Keempat, pada tahapan pemeriksaan lapangan tentang kebenaran data yuridis, dikonstruksi norma, yang berupa: (a) kejujuran anggota masyarakat dalam membuktikan kebenaran kepemilikan tanahnya; (b) kepedulian anggota masyarakat yang berbatasan dan berdekatan dengan pemilik tanah untuk bersedia memberikan informasi tentang tanah tersebut.


Kelima, pada tahapan pengukuran bidang tanah untuk mengumpulkan data fisik, dikonstruksi norma, yang berupa: (a) kesediaan pemilik tanah (anggota masyarakat) memasang tanda batas untuk menandai bidang tanah yang dimilikinya; (b) kesediaan pemilik tanah untuk berinteraksi dengan tetangga batas dalam penetapan batas bidang tanah, sebagai konsekuensi penerapan asas contradictoir delimitatie di Indonesia; (c) kepedulian tetangga batas (anggota masyarakat) untuk menghadiri penetapan batas bidang tanah; (d) pengakuan pemilik tanah terhadap hasil pengukuran oleh petugas kantor pertanahan.
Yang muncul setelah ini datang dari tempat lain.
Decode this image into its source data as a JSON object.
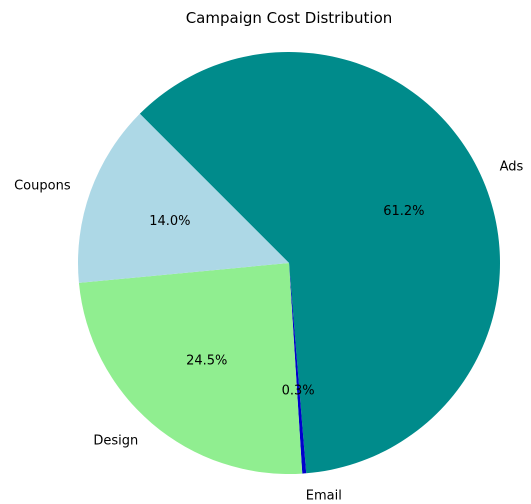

Keenam, pada tahapan pengumuman data yuridis dan data fisik, dikonstruksi norma apresiasi (penghormatan) anggota masyarakat terhadap informasi pertanahan.


Ketujuh, pada tahapan pembukuan hak, dikonstruksi norma apresiasi anggota masyarakat terhadap budaya tulis atau budaya catat di bidang pertanahan, terutama yang berkaitan dengan pemilik tanah.
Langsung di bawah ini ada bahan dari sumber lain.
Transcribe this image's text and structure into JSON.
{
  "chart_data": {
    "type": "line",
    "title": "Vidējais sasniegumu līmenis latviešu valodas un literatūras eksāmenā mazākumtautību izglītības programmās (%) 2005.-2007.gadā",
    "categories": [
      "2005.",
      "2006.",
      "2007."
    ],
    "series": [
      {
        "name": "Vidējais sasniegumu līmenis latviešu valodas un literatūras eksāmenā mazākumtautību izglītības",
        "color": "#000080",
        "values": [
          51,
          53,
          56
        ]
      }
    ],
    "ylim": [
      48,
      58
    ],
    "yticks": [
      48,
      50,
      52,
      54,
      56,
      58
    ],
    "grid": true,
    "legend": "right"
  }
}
Kedelapan, pada tahapan penerbitan sertipikat hak atas tanah, dikonstruksi norma apresiasi anggota masyarakat terhadap hak dan kewajiban masyarakat, sehubungan dengan telah dibuktikannya pemilikan atas suatu bidang tanah.


Kesembilan
, pada tahapan penyerahan sertipikat hak atas tanah kepada pemohon, dikonstruksi norma kehati-hatian anggota masyarakat dalam menyimpan alat bukti yang kuat bagi pemilikan atas suatu bidang tanah.
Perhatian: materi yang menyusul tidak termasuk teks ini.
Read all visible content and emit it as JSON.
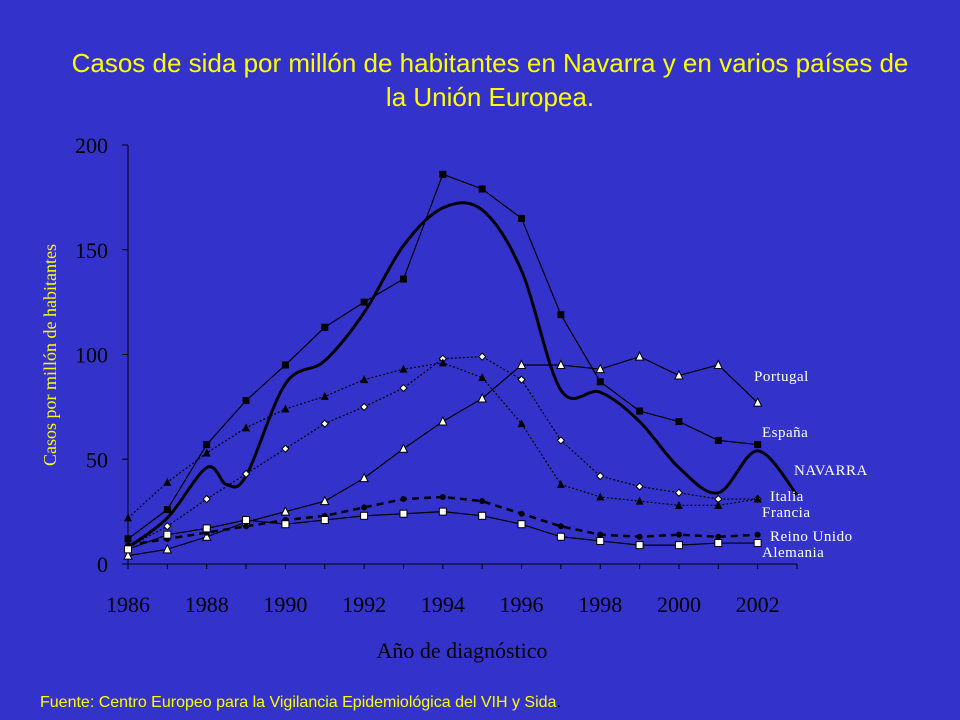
{
  "title": "Casos de sida por millón de habitantes en Navarra y en varios países de la Unión Europea.",
  "footer": {
    "source": "Fuente: Centro Europeo para la Vigilancia Epidemiológica del VIH y Sida",
    "end": "."
  },
  "colors": {
    "background": "#3333cc",
    "title": "#ffff00",
    "ylabel": "#ffff00",
    "axis": "#000000",
    "series": "#000000",
    "series_labels": "#ffffff"
  },
  "chart_data": {
    "type": "line",
    "xlabel": "Año de diagnóstico",
    "ylabel": "Casos por millón de habitantes",
    "xlim": [
      1986,
      2003
    ],
    "ylim": [
      0,
      200
    ],
    "xticks": [
      1986,
      1988,
      1990,
      1992,
      1994,
      1996,
      1998,
      2000,
      2002
    ],
    "yticks": [
      0,
      50,
      100,
      150,
      200
    ],
    "series": [
      {
        "name": "Portugal",
        "marker": "triangle-open",
        "line": "solid",
        "x": [
          1986,
          1987,
          1988,
          1989,
          1990,
          1991,
          1992,
          1993,
          1994,
          1995,
          1996,
          1997,
          1998,
          1999,
          2000,
          2001,
          2002
        ],
        "values": [
          4,
          7,
          13,
          20,
          25,
          30,
          41,
          55,
          68,
          79,
          95,
          95,
          93,
          99,
          90,
          95,
          77
        ]
      },
      {
        "name": "España",
        "marker": "square-filled",
        "line": "solid",
        "x": [
          1986,
          1987,
          1988,
          1989,
          1990,
          1991,
          1992,
          1993,
          1994,
          1995,
          1996,
          1997,
          1998,
          1999,
          2000,
          2001,
          2002
        ],
        "values": [
          12,
          26,
          57,
          78,
          95,
          113,
          125,
          136,
          186,
          179,
          165,
          119,
          87,
          73,
          68,
          59,
          57
        ]
      },
      {
        "name": "NAVARRA",
        "marker": "none",
        "line": "bold-smooth",
        "x": [
          1986,
          1987,
          1988,
          1988.5,
          1989,
          1990,
          1991,
          1992,
          1993,
          1994,
          1995,
          1996,
          1997,
          1998,
          1999,
          2000,
          2001,
          2002,
          2003
        ],
        "values": [
          8,
          22,
          46,
          38,
          42,
          86,
          97,
          120,
          152,
          170,
          169,
          140,
          83,
          82,
          68,
          46,
          34,
          54,
          33
        ]
      },
      {
        "name": "Italia",
        "marker": "diamond-open",
        "line": "dotted",
        "x": [
          1986,
          1987,
          1988,
          1989,
          1990,
          1991,
          1992,
          1993,
          1994,
          1995,
          1996,
          1997,
          1998,
          1999,
          2000,
          2001,
          2002
        ],
        "values": [
          8,
          18,
          31,
          43,
          55,
          67,
          75,
          84,
          98,
          99,
          88,
          59,
          42,
          37,
          34,
          31,
          31
        ]
      },
      {
        "name": "Francia",
        "marker": "triangle-filled",
        "line": "dotted",
        "x": [
          1986,
          1987,
          1988,
          1989,
          1990,
          1991,
          1992,
          1993,
          1994,
          1995,
          1996,
          1997,
          1998,
          1999,
          2000,
          2001,
          2002
        ],
        "values": [
          22,
          39,
          53,
          65,
          74,
          80,
          88,
          93,
          96,
          89,
          67,
          38,
          32,
          30,
          28,
          28,
          31
        ]
      },
      {
        "name": "Reino Unido",
        "marker": "circle-filled",
        "line": "dashed",
        "x": [
          1986,
          1987,
          1988,
          1989,
          1990,
          1991,
          1992,
          1993,
          1994,
          1995,
          1996,
          1997,
          1998,
          1999,
          2000,
          2001,
          2002
        ],
        "values": [
          9,
          12,
          15,
          18,
          21,
          23,
          27,
          31,
          32,
          30,
          24,
          18,
          14,
          13,
          14,
          13,
          14
        ]
      },
      {
        "name": "Alemania",
        "marker": "square-open",
        "line": "solid",
        "x": [
          1986,
          1987,
          1988,
          1989,
          1990,
          1991,
          1992,
          1993,
          1994,
          1995,
          1996,
          1997,
          1998,
          1999,
          2000,
          2001,
          2002
        ],
        "values": [
          7,
          14,
          17,
          21,
          19,
          21,
          23,
          24,
          25,
          23,
          19,
          13,
          11,
          9,
          9,
          10,
          10
        ]
      }
    ],
    "grid": false,
    "legend": "inline labels at right end of lines"
  }
}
Kesepuluh, pada tahapan paska penyerahan sertipikat hak atas tanah kepada pemohon, dikonstruksi norma kemampuan anggota masyarakat memanfaatkan sertipikat hak atas tanah yang ada padanya.


Kesepuluh norma yang berhasil dikonstruksi oleh peraturan perundang-undangan tentang pendaftaran tanah ini, merupakan bukti adanya penggunaan peraturan perundang-undangan sebagai instrumen rekayasa sosial. Tepatnya, peran hukum sebagai instrumen rekayasa sosial.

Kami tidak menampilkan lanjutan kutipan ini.